するとどうでしょうか。これまで、描いていた夢が一気に崩れ去るということが、しばしば、起こります。リビングに大きな吹抜をつくって、開放感を味わいたい、そして、2階で子供達が遊んでいる気配を常に感じていたい、という要望を設計士に伝えていたのに、実際に持ってきた図面を見ると、わずか4帖くらいの小さな吹抜でしかなかった。どうしてかと聞くと、細長い形状で壁の面積が大きすぎて、台風時に大きな風圧がかかり、大きな吹抜をつくると建物が歪むからどうしても、これくらの大きさになってしまう、とういう事です。
また、工務店は、2000万円の予算であったのに、実際にもってきた予算は、2500万円。最初に2000万円って伝えていたのに、どうして、こんなに予算オーバーになったのか聞くと、最初は、100㎡くらいの予定であったのに、要望を聞いていくうちに、どんどんと大きくなり、130㎡になったからだ、という事です。
⇐ 吹抜がある家
このように、夢と実際とがくい違って、設計士と工務店とトラブルになるケースがしばしば、見られます。
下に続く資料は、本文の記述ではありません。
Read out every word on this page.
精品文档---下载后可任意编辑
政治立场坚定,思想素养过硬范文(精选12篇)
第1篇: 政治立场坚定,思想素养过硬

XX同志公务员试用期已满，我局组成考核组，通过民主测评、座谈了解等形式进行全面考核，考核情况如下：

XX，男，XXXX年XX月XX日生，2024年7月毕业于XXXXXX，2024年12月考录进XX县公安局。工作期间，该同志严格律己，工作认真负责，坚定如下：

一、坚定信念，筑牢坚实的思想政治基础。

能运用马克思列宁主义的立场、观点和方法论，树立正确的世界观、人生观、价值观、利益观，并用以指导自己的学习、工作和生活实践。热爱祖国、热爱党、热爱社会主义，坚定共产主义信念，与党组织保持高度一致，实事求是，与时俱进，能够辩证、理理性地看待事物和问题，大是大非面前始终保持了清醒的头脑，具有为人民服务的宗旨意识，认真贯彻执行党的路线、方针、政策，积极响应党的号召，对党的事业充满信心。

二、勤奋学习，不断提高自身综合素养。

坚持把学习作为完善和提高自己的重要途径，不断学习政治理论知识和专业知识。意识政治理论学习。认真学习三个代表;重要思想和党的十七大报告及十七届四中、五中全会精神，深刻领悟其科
これが、最初のうちであれば、大きな問題にはならないのですが、これが、どんどんと計画が進んで、設計料も支払い、いざ着工というときにこのようなことが起きると、設計を根本的にやり直さなくてはいけない、工期が大幅に延びたなどで、裁判沙汰になることもあります。
これを防止するには、まず、自身の要望、予算でどのような家が建つのかということを事前にしっかりと把握する必要があります。方法としては、インターネットや本で調べたり、住宅展示場に足を運び、話しを聞いてみる。雑誌や広告などで見た設計事務所、工務店に行って、話しを聞いてみるなどです。これを数回、繰り返しているうちに必ず、相応の業者なり設計事務所が、必ず見つかります。また、人を見る目も養われます。現実が見えてきます。最初に時間と労力を掛けることが、実は、最も近道で堅実であるということです。そして、人任せにするのではなく、自分で労力、時間を惜しまず、努力、勉強することが大切かと思います。